Wyświetl Pojedyńczy Post
Stary 10-02-2018, 13:03   #29
Nami
INNA
 
Nami's Avatar
 
Reputacja: 1 Nami ma wspaniałą reputacjęNami ma wspaniałą reputacjęNami ma wspaniałą reputacjęNami ma wspaniałą reputacjęNami ma wspaniałą reputacjęNami ma wspaniałą reputacjęNami ma wspaniałą reputacjęNami ma wspaniałą reputacjęNami ma wspaniałą reputacjęNami ma wspaniałą reputacjęNami ma wspaniałą reputację
Kobieta bała się najbardziej nieznanego, a dziwne cienie były czymś, co sprawiało, że lęk narastał. Wierzyła w przeróżne, niewytłumaczalne rzeczy, więc wszystko było dla niej niezwykle realne. Zastanawiała się czy chce spędzić tutaj więcej swojego czasu oraz czy to już jest ten rodzaj terapii. Gama emocji wpływała na pracę jej mózgu, napędzając do myślenia. Choć słowa w jej głowie były niezwykle chaotyczne, potrafiły ułożyć się w sensowną całość, nadając wszystkiemu uczuć i prawdziwości.

Wciąż miała ochotę za kimś się schować. Być może była tchórzliwa, być może po prostu nader wrażliwa. Jej powłoka nie zdradzała tego, co kłębiło się w jej wnętrzu. Alex miała poważne problemy, które powstały już w latach młodości, a teraz były ciężkie to zniwelowania. Większość z nich została i choć wydawała się być zwyczajną, delikatną kobietą, to było w niej znacznie więcej. To jednak nie był ten rodzaj sytuacji, w której mogłaby to pokazać. Aktualnie nie miała pojęcia, co powinna zrobić, ale zaczęła rozumieć co czuje osoba z nyktofobią.

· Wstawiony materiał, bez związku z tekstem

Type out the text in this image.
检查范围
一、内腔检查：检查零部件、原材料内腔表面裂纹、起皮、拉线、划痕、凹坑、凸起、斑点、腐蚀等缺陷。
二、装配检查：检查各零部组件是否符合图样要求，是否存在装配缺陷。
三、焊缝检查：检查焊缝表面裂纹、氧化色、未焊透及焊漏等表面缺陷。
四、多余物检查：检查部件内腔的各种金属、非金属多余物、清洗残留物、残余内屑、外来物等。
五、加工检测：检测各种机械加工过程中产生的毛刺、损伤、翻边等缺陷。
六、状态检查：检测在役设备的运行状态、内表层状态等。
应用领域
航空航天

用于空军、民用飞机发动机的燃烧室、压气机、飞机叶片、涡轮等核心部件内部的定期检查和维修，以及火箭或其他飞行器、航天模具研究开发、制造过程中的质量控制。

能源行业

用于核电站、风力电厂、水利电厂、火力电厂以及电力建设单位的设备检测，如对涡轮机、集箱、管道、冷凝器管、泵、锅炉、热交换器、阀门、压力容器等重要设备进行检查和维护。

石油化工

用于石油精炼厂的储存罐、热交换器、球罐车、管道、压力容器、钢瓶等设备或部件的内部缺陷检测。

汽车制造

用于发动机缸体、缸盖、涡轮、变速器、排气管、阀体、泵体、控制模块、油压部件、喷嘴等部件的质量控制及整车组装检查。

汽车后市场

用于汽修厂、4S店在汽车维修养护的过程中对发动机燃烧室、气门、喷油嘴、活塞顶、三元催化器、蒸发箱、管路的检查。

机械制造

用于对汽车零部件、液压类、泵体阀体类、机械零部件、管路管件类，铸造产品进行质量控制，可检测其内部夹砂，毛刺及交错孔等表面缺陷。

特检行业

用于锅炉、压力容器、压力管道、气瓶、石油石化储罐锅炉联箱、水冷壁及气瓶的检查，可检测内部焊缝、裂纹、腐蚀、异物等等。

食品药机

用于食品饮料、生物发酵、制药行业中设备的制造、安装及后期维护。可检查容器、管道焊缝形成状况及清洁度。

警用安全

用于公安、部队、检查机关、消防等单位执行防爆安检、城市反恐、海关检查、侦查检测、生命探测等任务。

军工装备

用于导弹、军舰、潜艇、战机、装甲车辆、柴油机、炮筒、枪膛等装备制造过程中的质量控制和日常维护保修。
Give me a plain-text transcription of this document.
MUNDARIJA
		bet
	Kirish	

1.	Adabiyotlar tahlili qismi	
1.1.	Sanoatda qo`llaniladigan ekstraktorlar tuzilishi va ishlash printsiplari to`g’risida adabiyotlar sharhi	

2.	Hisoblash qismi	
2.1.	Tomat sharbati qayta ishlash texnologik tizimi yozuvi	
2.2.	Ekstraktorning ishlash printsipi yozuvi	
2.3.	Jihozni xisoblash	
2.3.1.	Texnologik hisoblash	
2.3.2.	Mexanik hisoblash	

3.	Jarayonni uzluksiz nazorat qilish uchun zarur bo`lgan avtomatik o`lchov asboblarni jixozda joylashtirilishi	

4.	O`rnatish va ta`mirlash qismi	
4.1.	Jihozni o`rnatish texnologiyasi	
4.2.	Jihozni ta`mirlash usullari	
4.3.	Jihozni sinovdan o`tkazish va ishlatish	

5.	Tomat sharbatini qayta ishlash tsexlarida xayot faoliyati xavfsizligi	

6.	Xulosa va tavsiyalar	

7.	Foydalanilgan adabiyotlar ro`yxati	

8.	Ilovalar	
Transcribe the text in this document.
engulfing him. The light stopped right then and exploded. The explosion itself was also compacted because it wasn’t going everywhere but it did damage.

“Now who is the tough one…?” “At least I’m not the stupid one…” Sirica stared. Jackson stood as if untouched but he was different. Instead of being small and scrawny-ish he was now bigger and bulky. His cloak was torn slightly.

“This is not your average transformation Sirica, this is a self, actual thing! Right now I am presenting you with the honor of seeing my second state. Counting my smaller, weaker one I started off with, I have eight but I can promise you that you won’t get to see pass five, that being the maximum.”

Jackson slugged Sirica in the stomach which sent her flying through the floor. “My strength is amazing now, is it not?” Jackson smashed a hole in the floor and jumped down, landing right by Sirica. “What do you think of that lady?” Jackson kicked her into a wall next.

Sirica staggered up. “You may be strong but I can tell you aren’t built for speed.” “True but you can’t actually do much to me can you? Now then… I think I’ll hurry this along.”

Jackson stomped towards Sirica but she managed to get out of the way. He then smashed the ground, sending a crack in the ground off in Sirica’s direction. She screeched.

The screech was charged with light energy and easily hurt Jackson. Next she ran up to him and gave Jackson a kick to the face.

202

Kiedy pojawił się Indianin, początkowo zasłoniła oczy przedramieniem, chowając za nim głowę. Nie było to coś, co mogłaby przewidzieć, więc stało się to dla niej zaskoczeniem. Kiedy jednak nie wydarzyło się zupełnie nic, odsłoniła twarz i spojrzała na nietypowego mężczyznę. Całkiem szybko skojarzył jej się z osobą, która była wtedy w tej knajpie, no bo przecież nie codziennie widzi się Indianina. Jeśli jednak to byłby on, to by oznaczało, że wcale nie znajdują się w Lake Hills, bo jeśli dobrze pamiętała, to czerwonoskóry zamieszkiwał poza terenem.

- Czy... znasz Wodza? - wydukała po dłuższej chwili ciszy, nie bardzo wiedząc jak poskładać słowa. Umiała to robić, jednak czuła, że w chaosie powstała czarna dziura.

- Moglibyśmy zostać chwilę przy twoim ognisku? - dodała już nieco pewniej siebie, nie spuszczając spojrzenia z Indianina. Jego bezemocjonalna postawa była niepokojąca, jednak nie na tyle przerażająca, żeby uciec z krzykiem. Postanowiła więc chociaż spróbować znaleźć w mężczyźnie sojuszniczą duszę.